The author in the story, that is. Here we have Iain Brimswall the aspiring real life author introducing the character of Craig Mains the high-selling fictionalised author. (Mains is allowed two appearances in
the story.) The books that Mains sells supposedly by the warehouseful contain some interesting if decidedly oddball ideas appertaining to such topics as the evolution of man, social exploitation, and the future of religion.
One reason for such a device might be that the actual writer has things to say which perhaps are better said through a pen held at double arm’s length - an added layer of protection, as it were. Another is that there simply is not the opportunity to develop the themes and make them into real books, but the core ideas are too catchy to be filed away. As far as Missed Chapters is concerned, in meeting Craig Mains the social wannaclimb Su realises she has reached her limit both intellectually and influentially, and knows when to back off. Also, Ellis is left quietly to fume about the lack of progress with his own book writing ambitions. Fee’s incipient religiosity is aired, too. The Mains character has therefore a structural purpose within the story and, in order to be credible, he is given some punchy stuff. We may not have heard the last of this guy.
When it’s not about all the other things it’s, well, about paedophilia. No invented author for this – the characters talk directly. While in prison, Stan gave much thought to the area of interest that got him
there. He shares his ideas with Su; and Su checks them out with a child abuse specialist. Symbols of paedophilophobia break the surface before and after the discourse: a street disturbance outside the house of a
convicted molester; a police raid on the home of a porn downloader; the banning of photographs at a children’s parade.
The theme of pre-pubertal sexual contact, beyond an often tacky subgentre out there, will ever be a tricky one.
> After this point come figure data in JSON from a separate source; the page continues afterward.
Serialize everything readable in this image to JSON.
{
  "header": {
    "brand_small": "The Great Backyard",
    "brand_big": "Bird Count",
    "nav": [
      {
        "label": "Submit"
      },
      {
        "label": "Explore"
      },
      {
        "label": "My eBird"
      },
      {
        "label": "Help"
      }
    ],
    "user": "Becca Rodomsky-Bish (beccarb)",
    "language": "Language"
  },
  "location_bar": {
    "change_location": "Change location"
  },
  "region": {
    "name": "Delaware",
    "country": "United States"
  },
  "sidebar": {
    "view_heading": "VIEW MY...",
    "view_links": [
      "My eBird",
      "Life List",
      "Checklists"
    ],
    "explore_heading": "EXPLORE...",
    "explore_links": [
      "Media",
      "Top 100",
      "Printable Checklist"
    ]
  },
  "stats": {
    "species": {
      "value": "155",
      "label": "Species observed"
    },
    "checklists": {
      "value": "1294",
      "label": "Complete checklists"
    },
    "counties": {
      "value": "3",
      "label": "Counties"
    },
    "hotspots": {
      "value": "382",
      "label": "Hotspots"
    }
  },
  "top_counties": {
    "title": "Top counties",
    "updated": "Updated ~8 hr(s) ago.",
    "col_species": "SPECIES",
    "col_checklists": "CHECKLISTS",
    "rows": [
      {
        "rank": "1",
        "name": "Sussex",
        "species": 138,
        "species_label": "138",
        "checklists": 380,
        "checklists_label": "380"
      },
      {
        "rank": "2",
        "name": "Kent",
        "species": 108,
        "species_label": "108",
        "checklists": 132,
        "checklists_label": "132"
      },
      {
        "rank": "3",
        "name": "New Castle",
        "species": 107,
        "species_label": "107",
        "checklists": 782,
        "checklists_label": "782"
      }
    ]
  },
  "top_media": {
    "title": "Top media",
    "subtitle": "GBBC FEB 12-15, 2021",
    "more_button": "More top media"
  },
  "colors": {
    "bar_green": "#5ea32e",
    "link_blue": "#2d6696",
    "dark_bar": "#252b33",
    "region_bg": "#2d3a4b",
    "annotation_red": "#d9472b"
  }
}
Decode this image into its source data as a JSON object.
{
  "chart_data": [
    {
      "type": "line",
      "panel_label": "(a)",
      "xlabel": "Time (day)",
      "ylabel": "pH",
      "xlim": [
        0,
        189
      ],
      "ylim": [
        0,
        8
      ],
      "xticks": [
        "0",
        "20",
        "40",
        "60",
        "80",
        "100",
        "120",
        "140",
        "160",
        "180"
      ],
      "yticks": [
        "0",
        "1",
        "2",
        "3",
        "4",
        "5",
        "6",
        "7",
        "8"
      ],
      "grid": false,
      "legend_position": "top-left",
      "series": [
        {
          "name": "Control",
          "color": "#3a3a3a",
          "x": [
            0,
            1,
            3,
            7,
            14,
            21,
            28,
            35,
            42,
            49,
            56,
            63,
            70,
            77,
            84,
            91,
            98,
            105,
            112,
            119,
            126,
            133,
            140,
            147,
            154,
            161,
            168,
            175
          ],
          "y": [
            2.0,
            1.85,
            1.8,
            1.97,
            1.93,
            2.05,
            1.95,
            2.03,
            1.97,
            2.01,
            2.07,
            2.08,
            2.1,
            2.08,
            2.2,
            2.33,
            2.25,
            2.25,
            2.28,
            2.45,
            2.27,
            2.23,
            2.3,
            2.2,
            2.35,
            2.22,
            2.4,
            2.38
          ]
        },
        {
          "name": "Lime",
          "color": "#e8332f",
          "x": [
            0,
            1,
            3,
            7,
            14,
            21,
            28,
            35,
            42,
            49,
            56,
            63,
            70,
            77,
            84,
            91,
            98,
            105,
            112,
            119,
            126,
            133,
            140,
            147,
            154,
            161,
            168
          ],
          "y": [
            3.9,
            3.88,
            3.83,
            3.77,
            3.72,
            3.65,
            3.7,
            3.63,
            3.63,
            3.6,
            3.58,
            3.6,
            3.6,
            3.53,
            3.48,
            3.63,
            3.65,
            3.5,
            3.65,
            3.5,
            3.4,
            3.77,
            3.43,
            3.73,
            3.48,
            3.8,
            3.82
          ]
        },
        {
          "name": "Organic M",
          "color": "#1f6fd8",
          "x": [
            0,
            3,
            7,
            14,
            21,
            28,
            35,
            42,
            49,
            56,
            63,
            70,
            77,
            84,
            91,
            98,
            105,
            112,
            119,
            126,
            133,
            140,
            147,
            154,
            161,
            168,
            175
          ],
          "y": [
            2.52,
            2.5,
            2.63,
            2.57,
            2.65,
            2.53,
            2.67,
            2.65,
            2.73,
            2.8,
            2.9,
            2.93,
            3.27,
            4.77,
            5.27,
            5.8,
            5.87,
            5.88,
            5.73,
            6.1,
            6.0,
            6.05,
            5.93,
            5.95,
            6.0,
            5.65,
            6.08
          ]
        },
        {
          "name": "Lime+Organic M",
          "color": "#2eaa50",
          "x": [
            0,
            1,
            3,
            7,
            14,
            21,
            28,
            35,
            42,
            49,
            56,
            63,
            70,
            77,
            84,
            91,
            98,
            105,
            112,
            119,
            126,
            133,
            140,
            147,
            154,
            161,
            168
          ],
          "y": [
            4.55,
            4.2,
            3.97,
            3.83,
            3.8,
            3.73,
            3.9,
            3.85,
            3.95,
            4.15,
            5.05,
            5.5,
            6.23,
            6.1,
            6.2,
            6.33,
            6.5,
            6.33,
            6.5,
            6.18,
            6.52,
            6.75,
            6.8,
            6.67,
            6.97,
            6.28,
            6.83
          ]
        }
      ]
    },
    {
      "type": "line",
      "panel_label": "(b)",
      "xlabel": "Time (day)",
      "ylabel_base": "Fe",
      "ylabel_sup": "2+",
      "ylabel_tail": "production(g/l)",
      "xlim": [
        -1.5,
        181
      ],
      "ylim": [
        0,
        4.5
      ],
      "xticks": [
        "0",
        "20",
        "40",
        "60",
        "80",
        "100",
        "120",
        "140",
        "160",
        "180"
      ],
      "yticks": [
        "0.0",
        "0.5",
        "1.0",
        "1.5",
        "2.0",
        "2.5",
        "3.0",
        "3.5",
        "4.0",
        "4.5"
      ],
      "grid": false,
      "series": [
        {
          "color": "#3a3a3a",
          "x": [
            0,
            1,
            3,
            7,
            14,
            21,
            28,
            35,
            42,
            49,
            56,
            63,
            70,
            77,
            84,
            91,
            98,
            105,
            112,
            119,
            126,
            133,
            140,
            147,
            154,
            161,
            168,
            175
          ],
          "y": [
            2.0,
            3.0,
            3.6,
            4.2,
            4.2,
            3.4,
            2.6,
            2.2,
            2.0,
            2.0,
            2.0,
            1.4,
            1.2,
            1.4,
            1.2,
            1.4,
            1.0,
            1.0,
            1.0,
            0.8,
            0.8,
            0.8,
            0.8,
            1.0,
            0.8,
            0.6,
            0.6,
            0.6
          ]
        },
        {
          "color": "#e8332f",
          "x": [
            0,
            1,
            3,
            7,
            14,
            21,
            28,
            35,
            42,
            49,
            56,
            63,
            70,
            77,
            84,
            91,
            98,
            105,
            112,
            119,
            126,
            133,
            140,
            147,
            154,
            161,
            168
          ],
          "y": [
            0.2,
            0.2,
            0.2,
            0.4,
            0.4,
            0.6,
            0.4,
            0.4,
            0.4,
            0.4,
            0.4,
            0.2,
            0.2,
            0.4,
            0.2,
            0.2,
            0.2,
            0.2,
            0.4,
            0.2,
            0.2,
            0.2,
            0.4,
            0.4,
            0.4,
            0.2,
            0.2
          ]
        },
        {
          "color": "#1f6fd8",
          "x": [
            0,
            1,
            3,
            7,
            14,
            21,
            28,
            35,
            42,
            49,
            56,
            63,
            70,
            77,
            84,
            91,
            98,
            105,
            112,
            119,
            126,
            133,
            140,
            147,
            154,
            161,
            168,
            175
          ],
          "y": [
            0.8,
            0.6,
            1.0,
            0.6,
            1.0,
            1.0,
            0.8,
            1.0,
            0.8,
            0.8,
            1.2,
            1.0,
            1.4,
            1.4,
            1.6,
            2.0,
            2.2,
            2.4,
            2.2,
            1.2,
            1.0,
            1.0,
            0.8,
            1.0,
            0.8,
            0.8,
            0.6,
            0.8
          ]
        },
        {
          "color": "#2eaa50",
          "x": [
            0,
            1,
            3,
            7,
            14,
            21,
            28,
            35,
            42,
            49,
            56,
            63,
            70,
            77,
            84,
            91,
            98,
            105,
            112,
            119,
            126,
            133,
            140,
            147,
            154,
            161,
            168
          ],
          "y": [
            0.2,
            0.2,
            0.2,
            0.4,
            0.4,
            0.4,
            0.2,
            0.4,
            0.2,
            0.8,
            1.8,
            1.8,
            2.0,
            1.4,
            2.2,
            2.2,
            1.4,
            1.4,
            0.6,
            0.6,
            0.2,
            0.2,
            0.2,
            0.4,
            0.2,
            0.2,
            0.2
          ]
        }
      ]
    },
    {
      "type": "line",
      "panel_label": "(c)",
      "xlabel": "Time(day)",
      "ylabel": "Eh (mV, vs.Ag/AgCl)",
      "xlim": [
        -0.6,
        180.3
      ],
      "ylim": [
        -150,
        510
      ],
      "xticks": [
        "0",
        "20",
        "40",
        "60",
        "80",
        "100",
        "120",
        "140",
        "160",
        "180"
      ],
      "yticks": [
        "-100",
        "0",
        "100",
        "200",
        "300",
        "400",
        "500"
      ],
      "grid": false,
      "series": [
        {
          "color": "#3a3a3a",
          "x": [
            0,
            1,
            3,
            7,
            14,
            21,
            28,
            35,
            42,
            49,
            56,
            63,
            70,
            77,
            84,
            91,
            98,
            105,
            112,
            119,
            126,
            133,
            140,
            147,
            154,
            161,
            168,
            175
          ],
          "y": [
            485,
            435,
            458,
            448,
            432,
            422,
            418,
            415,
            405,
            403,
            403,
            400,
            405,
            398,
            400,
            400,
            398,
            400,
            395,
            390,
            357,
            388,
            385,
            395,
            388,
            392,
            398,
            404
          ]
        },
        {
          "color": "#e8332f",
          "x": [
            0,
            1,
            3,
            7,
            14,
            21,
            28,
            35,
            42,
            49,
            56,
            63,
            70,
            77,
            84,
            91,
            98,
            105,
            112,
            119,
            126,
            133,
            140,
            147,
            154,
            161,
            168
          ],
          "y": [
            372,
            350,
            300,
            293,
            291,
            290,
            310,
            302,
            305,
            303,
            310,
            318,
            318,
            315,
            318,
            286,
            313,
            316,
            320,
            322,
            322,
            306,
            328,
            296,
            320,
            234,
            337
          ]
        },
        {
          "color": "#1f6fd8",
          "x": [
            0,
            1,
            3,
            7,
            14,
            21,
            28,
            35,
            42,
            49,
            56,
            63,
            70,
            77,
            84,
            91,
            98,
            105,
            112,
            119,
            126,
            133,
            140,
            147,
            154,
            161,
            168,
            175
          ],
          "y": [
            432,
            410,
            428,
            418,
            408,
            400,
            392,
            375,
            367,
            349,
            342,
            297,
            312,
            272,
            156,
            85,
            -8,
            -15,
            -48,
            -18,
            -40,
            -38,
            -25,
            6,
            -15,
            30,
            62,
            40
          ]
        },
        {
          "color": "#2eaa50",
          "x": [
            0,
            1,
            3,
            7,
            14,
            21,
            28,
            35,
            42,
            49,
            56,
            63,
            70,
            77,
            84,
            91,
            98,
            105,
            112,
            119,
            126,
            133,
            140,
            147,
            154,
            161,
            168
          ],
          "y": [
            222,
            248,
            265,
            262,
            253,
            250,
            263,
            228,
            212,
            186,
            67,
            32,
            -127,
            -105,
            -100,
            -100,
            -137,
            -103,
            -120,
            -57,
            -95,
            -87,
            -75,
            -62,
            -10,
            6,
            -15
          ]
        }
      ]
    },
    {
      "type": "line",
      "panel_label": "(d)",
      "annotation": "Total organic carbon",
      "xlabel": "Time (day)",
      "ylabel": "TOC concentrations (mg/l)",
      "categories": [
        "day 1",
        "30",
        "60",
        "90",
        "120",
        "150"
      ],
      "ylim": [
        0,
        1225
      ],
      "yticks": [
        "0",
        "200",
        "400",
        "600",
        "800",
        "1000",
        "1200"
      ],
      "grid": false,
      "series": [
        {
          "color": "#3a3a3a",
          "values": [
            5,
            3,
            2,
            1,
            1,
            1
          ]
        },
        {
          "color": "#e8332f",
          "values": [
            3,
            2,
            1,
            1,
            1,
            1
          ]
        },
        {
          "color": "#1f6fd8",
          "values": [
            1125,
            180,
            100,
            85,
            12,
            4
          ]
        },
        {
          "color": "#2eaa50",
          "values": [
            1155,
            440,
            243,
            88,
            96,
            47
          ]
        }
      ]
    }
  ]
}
There is a certain distaste for discussing the subject, for writing about it, for reading about it. The avoidance no doubt springs from a perceived risk of contamination, of accusation by association.
A mitigation of the paedophile condition this book definitely is not; a criticism of the way we deal with the issue, it assuredly is. What is known about paedophilia in the general domain is often limited to media
reports of court cases in which there are evil perpetrator and innocent child victim(s). But, as Brimswall’s novel sensitively conveys, things are not always so black-and-white. There may be more going on. The witch-hunt approach to paedophile activity (whether alleged or confirmed) is the mark of ignorance and herd dynamics - it is not the useful methodology of a civilised society.
Regardless of the stance, the theme is crucial to the basic plot. Also relevant is the inclusion of adult sex, seamy more than steamy. Gardeen is presented as a mosaic character, a synthesis produced from ‘a handful of non-fictional females’. Readers are free to admire or disdain the protagonist. Likely, a bit of both. “Everyone has some missed chapters in their life’s story,” says Su, to herself. “Maybe these chapters are best left that way.” In the case of the novel born of leftovers, don’t believe it.